Have no worries if your actions have always been louder than your words.

“They come through you but not from you,

And though they are with you yet they belong not to you.”

(Kahlil Gibran, 1923)

The pleasantly unexpected volume of mail generated by my last piece on “midnight’s grandchildren” set me thinking about how much of a challenge parenting has become in 21 century India. This was the precise subject of the 23 Tara Ali Baig Memorial Lecture that SOS Villages India recently honoured me by inviting to deliver. I had touched upon several aspects of the subject in the talk, but the one that I’d like to excerpt and expand upon here is the whole bemusing issue of ownership of children, which, I believe, is one of the central challenges to parenting today.

In the past, most children in our country grew up in an environment of multiple parenting. Every “elder” in the joint family owned the child and had an important say in major decisions impacting upon the child’s future. But by the end of the last century and certainly in contemporary life, the nuclear family has emerged as a distinctive entity in its own right and therefore the parents have jointly staked complete claim to the ownership of the child.

Child custody

However, since divorce is no more anathema in metropolitan India, ownership of the child is usually claimed by the parent who is granted legal custody of the child.

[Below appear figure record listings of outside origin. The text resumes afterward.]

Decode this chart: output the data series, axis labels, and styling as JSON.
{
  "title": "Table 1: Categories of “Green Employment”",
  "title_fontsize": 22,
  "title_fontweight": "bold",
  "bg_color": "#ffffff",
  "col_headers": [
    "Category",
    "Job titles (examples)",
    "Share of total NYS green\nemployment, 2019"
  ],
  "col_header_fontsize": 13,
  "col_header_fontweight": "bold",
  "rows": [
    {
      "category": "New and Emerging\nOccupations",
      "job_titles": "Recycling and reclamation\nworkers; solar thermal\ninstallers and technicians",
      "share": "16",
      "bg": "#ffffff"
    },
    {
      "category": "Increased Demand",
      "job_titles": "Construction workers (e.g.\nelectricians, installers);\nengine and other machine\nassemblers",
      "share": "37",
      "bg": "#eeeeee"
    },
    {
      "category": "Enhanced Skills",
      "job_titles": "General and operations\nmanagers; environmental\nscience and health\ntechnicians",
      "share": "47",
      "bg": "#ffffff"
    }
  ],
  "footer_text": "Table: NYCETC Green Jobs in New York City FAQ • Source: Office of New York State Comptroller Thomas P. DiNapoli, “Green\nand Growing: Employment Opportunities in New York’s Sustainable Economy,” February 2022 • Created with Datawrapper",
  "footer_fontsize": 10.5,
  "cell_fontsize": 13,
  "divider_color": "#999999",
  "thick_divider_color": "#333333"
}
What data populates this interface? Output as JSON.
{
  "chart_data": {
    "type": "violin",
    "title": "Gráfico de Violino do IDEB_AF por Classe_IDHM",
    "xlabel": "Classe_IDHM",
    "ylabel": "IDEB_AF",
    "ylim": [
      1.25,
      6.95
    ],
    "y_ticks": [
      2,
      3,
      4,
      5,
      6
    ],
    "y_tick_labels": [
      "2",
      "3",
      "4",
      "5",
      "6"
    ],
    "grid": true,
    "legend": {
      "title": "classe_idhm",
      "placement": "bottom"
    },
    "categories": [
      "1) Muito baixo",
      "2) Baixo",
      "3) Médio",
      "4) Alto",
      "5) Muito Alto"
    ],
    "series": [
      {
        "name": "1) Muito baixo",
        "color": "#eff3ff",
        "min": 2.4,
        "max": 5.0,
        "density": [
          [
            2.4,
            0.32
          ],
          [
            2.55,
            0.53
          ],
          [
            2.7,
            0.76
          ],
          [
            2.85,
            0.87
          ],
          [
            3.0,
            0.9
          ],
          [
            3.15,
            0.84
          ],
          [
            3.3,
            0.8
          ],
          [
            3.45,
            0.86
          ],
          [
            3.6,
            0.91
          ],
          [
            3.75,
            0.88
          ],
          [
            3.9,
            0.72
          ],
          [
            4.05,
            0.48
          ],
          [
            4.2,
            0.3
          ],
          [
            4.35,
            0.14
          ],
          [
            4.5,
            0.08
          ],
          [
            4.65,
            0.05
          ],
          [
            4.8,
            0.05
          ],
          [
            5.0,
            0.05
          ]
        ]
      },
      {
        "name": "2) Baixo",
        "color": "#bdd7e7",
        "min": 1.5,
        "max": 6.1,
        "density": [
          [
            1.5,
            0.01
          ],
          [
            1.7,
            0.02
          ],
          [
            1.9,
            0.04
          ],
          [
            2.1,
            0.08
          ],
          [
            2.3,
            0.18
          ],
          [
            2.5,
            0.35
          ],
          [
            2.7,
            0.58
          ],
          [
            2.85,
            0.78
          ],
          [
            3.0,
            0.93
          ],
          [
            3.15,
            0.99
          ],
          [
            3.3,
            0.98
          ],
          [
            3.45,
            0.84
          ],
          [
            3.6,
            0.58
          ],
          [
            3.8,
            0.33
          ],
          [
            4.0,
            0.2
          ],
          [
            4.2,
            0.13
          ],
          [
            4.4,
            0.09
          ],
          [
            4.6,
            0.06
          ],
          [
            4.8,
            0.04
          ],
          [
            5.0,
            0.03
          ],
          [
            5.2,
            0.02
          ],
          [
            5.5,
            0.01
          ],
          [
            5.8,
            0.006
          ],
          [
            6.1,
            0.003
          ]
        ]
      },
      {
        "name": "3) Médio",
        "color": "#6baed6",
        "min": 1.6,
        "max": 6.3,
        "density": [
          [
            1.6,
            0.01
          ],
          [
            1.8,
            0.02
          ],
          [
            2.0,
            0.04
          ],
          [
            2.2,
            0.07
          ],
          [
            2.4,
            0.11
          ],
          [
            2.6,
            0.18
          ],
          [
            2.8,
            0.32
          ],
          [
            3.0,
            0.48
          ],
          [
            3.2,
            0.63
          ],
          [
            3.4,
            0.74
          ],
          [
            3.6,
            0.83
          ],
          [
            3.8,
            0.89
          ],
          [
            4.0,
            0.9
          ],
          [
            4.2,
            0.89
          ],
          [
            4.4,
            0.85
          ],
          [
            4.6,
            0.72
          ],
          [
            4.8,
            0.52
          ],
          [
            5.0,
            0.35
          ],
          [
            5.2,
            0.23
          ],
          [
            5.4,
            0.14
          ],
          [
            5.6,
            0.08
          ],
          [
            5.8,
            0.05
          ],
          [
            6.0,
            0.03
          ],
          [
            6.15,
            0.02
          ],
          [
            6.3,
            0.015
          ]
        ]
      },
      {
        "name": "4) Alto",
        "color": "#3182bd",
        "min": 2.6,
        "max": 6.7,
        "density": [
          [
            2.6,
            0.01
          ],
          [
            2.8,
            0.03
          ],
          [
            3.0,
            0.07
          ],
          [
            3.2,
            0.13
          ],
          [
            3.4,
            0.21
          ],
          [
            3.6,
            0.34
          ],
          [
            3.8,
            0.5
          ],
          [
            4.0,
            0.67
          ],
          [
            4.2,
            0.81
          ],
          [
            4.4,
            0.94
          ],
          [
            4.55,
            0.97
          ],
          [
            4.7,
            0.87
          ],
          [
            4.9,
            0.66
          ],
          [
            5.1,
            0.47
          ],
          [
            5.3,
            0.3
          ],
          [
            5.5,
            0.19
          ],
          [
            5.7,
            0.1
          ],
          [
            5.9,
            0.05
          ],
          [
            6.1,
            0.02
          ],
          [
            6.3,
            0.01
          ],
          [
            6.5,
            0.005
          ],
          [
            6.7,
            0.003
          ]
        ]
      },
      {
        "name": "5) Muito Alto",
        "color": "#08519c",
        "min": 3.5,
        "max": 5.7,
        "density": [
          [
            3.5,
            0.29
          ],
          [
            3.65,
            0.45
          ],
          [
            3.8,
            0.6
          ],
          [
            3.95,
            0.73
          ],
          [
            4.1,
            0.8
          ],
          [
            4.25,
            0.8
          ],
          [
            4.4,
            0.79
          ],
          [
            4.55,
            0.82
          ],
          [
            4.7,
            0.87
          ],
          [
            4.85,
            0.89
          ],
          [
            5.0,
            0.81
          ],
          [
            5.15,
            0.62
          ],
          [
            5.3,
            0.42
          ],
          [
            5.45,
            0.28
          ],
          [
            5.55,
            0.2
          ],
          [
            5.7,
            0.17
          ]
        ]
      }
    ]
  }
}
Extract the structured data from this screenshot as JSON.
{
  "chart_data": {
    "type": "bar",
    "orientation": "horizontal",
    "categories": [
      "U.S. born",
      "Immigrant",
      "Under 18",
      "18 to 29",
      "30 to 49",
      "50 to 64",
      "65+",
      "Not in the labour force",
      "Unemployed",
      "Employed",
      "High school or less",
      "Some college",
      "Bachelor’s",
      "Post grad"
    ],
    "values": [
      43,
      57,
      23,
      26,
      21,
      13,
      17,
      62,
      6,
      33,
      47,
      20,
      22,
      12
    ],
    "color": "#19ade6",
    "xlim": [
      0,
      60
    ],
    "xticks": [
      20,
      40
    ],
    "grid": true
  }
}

As I see it, in the interests of effective parenting, the first thing that we need to understand is that collectively or singly, none of us owns our children. We have, at best, been bestowed the honour of being their guardians for as long as they need us to be.

As early as 1923, that remarkable Lebanese writer, poet and mystic, Kahlil Gibran, with extraordinary prescience, gave us, in his best known work, The Prophet, a 20-line poetic essay on children, which I think of as a perceptive manual on parenting, that we would all do well to read and re-read.

I do believe that it is only when we relinquish ownership of our children, can we truly begin to help them in their journey towards mature independence, for otherwise we may, inadvertently come in the way of their recognising themselves as distinctive individuals. That said, nothing should take away from the fact that for as long as we are their custodians or guardians or whatever other term we may choose to use, we still have certain responsibilities to discharge, until they are in a position to do these themselves, for children are extremely vulnerable and need our love, support and understanding to grow and flourish.

The first of these is to help provide them the tools with which they can counter the two major threats they face in contemporary life — sexual abuse and drugs. As important is the attention we pay to their education. When I use the term “education” I do so in the larger context of providing them the best opportunities we can to maximise their innate potential and skills, by encouraging them to dream big and hone whatever inherent talent they believe are worth pursuing. More likely than not, if they are good at something, they will do it well, and earn a lot of money in the process, even if their choice of career leaves us cold.

Telling the difference

Arguably, the most important role that parents play in their children’s lives is in teaching them good from bad, right from wrong, ethical from unethical. Of course, there can never be universal agreement on what these morals or values are or should be. But, we need to remember that our belief systems as well as our prejudices will be imbibed by our children, who usually learn more from what we do than from what we say. Often, parents fear, particularly when their children hit teenage and enter a phase of hormone-driven rebellion and oppositional behaviour, that the values they had taken the trouble to imbue in the children, will be forgotten or set aside. I don’t believe this to be the case at all. I have always found that, unless the child suffers from a diagnosable psychiatric disorder, when push comes to shove, whatever they’ve been taught by their parents, does kick in almost instinctively, for what you teach your children when they are young does get embedded in their minds.

Effective parenting in 21 century India must move from an “ownership” model to a “mindful” model, where the child is not seen as mouldable raw material but as a unique individual that the parent can help blossom, but only as a gardener would tend to a plant, not as a sculptor would approach a slab of marble. Parents do need to recognise that if they approach parenting as a symbiotic experience, wherein even as they give the child the benefits of their wisdom and experience, they also have the opportunity to become more mindful and better integrated human beings in the process, then the parent-child relationship moves itself on to a more equal footing where both sides give as well take.

Only mutually beneficial relationships can be engaging and joyous ones. Parenting gives us the opportunity to experience this provided we understand that we can only own the parenting process, not our children.